Gesunde Ernährung geht nicht ohne gute Kommunikation. Davon ist Dr. Tobias D. Höhn vom Institut für Kommunikations- und Medienwissenschaft der Universität Leipzig überzeugt. Was die Wissenschaft beitragen kann, erläutert er im Kurzinterview.
Das Institut richtet vom 11. bis 13. November die Jahrestagung der Fachgruppe Gesundheitskommunikation der Deutschen Gesellschaft für Publizistik- und Kommunikationswissenschaft (DGPuK) aus. Das Thema der virtuellen Konferenz mit einigen öffentlichen Veranstaltungen für interessierte Gäste.: „Nicht-intendierte Effekte in der Ernährungsprävention“.
Ernährungsforschung ist eigentlich medizinisch-naturwissenschaftlich geprägt. Was können die Geistes- und Sozialwissenschaften beisteuern?
Zunächst: Ernährung ist eng mit der Zivilisationsgeschichte verbunden. Von der Antike über die Neuzeit bis in die Gegenwart hat sich der Fokus gewandelt: von der Grundsicherung an Nahrung zum Überleben über eine kulturelle Ernährungsrevolution bis hin zur subjektiven Frage nach der „richtigen“ Ernährung mit Blick auf Gesundheit und Nachhaltigkeit. Fernab der Nährstoffempfehlungen und Erkenntnissen aus der Ernährungsmedizin fokussieren wir den gesellschaftlichen Diskurs in unterschiedlichen Kommunikationsarenen.
Zwei Beispiele, die die Spannweite unserer Forschungsarbeit sehr gut illustrieren: Einerseits schauen wir, wie Botschaften von wissenschaftlichen Veröffentlichungen in der Öffentlichkeit rezipiert und verändert werden. Andererseits unterziehen wir die Medienberichterstattung einem Qualitätscheck, denn Medien sind wichtige Multiplikatoren, wenn es um Essen und Trinken geht.
Sie leiten die Arbeitsgruppe Ernährungskommunikation des vom Bundesministerium für Bildung und Forschung geförderten Kompetenzclusters für Ernährung und kardiovaskuläre Gesundheit (nutriCARD) Halle-Jena-Leipzig. Wie kann Ernährungskommunikation helfen, dass sich die Menschen gesünder ernähren?
Unser Cluster hat ein Ziel: Die Gesundheit der Bevölkerung langfristig zu verbessern. Wir möchten nicht gängeln oder verbieten, sondern setzen auf den Dialog mit Verbrauchern und Akteuren der Ernährungswirtschaft, Wissenstransfer sowie generationsübergreifende Ernährungsbildung. Nur gut informierte Menschen können die richtige Ernährungsauswahl treffen. Wir möchten informieren, aber auch alltagsrelevante Umsetzungen anbieten.

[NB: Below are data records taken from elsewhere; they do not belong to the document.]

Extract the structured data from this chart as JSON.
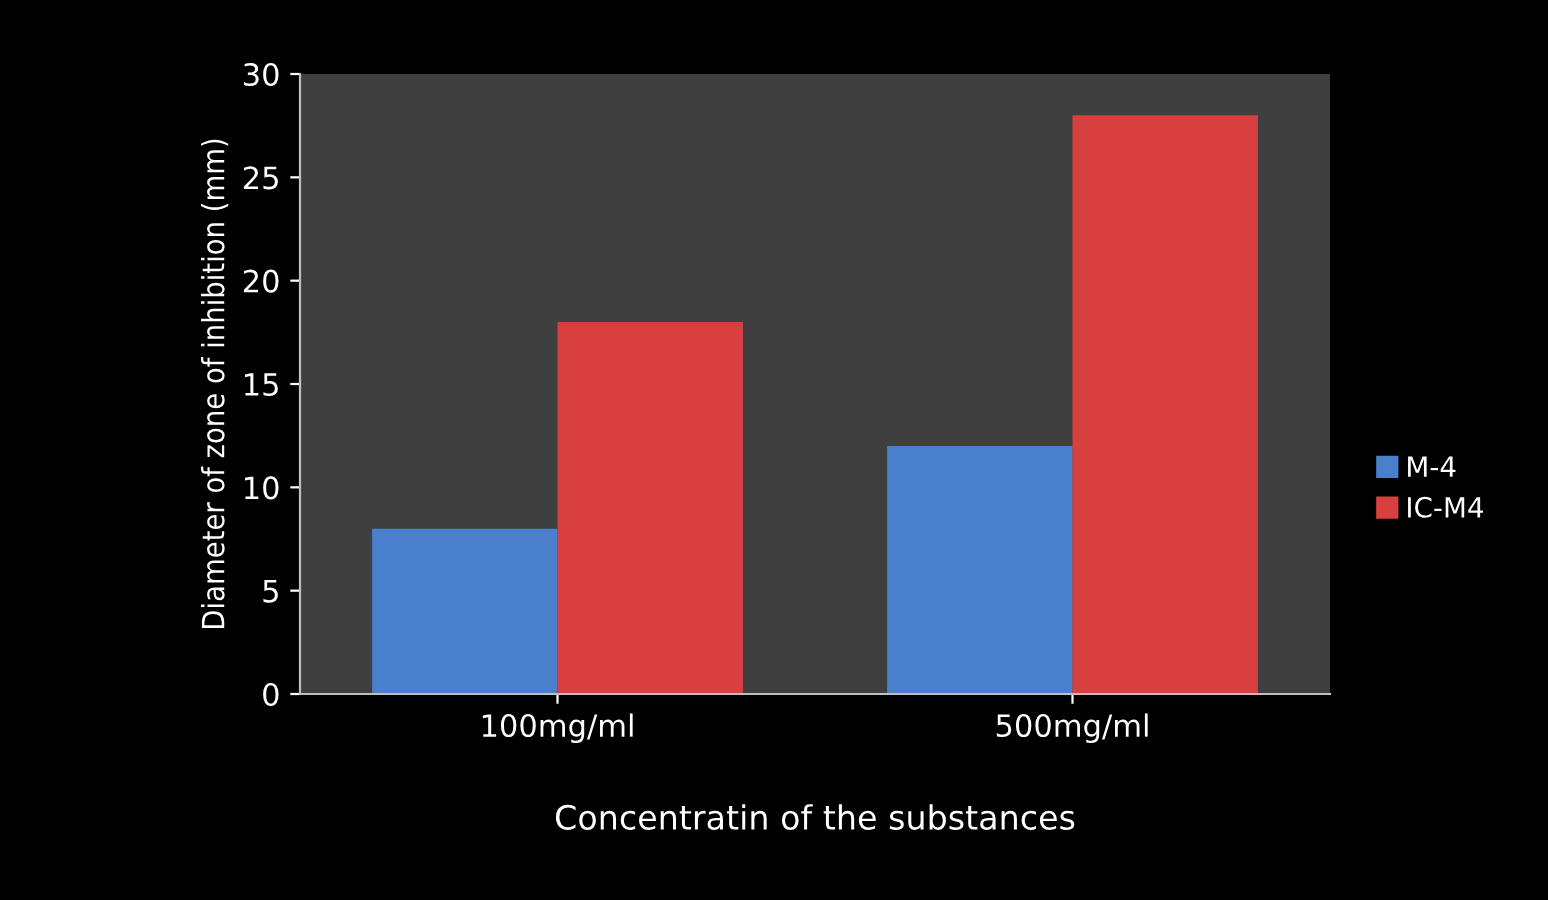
{
  "chart_data": {
    "type": "bar",
    "xlabel": "Concentratin of the substances",
    "ylabel": "Diameter of zone of inhibition (mm)",
    "categories": [
      "100mg/ml",
      "500mg/ml"
    ],
    "series": [
      {
        "name": "M-4",
        "color": "#4a7fcc",
        "values": [
          8,
          12
        ]
      },
      {
        "name": "IC-M4",
        "color": "#d84040",
        "values": [
          18,
          28
        ]
      }
    ],
    "ylim": [
      0,
      30
    ],
    "yticks": [
      0,
      5,
      10,
      15,
      20,
      25,
      30
    ],
    "grid": false,
    "legend": "right"
  }
}
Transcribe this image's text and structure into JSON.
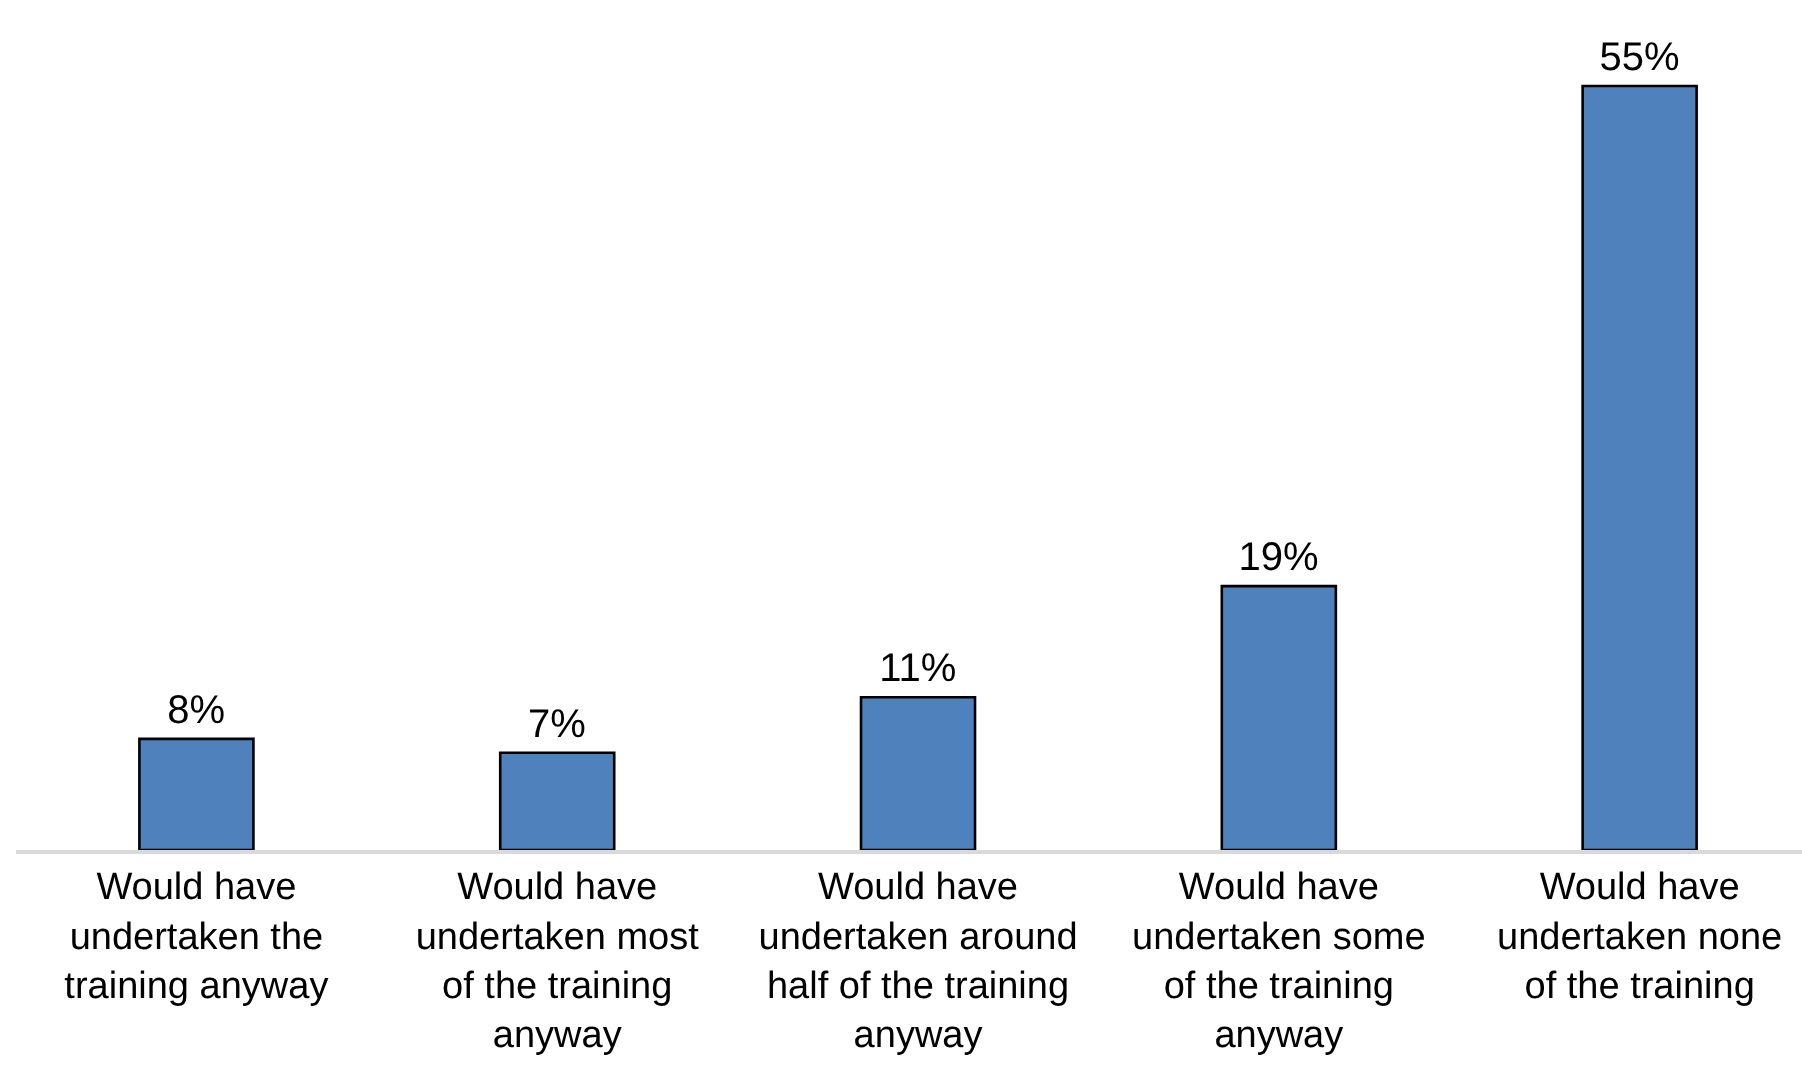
{
  "chart_data": {
    "type": "bar",
    "categories": [
      "Would have undertaken the training anyway",
      "Would have undertaken most of the training anyway",
      "Would have undertaken around half of the training anyway",
      "Would have undertaken some of the training anyway",
      "Would have undertaken none of the training"
    ],
    "values": [
      8,
      7,
      11,
      19,
      55
    ],
    "value_labels": [
      "8%",
      "7%",
      "11%",
      "19%",
      "55%"
    ],
    "color": "#4f81bd",
    "tick_labels": "x"
  }
}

Hier zeigt sich einmal mehr der Gewinn, wenn unterschiedliche Disziplinen neue Ansätze entwickeln. Auch hier ein Beispiel: Schon vor der Einführung der Nährwertkennzeichnung nutriscore haben wir in nutriCARD eine Smartphone-App entwickelt, mit der die Verbraucher beim Einkauf durch Scannen des Barcodes das Nährwertprofil der Lebensmittel angezeigt bekommen und so bei ihrer Kaufentscheidung unterstützt werden.
Rückt Ernährung angesichts von Corona in den Hintergrund?
Ganz im Gegenteil, denn nie war der Weg zwischen Schreibtisch und Kühlschrank so kurz wie im Home-Office. Oder anders formuliert: Gerade jetzt braucht es griffige und verständliche Botschaften, damit die Menschen ihren Ernährungsalltag gesund gestalten können. Damit Prävention wirkt, ist ein gemeinsames Handeln von Politik, Wissenschaft und Wirtschaft von Nöten. Deshalb holen wir zu unserer Podiumsdiskussion am 12. November um 14 Uhr im Rahmen der Jahrestagung Gesundheitskommunikation genau diese Vertreter an einen virtuellen Tisch.
Ernährung ist eine gesamtgesellschaftliche Herausforderung, auch angesichts drängender Fragen von Klima- und Strukturwandel, Ressourcenknappheit, steigender Kosten für Gesundheits- und Sozialsysteme aufgrund von Fehlernährung sowie einer wachsenden Weltbevölkerung. Gleichzeitig haben wir aber auch die Chance, für die zukünftigen Generationen Weichen zu stellen.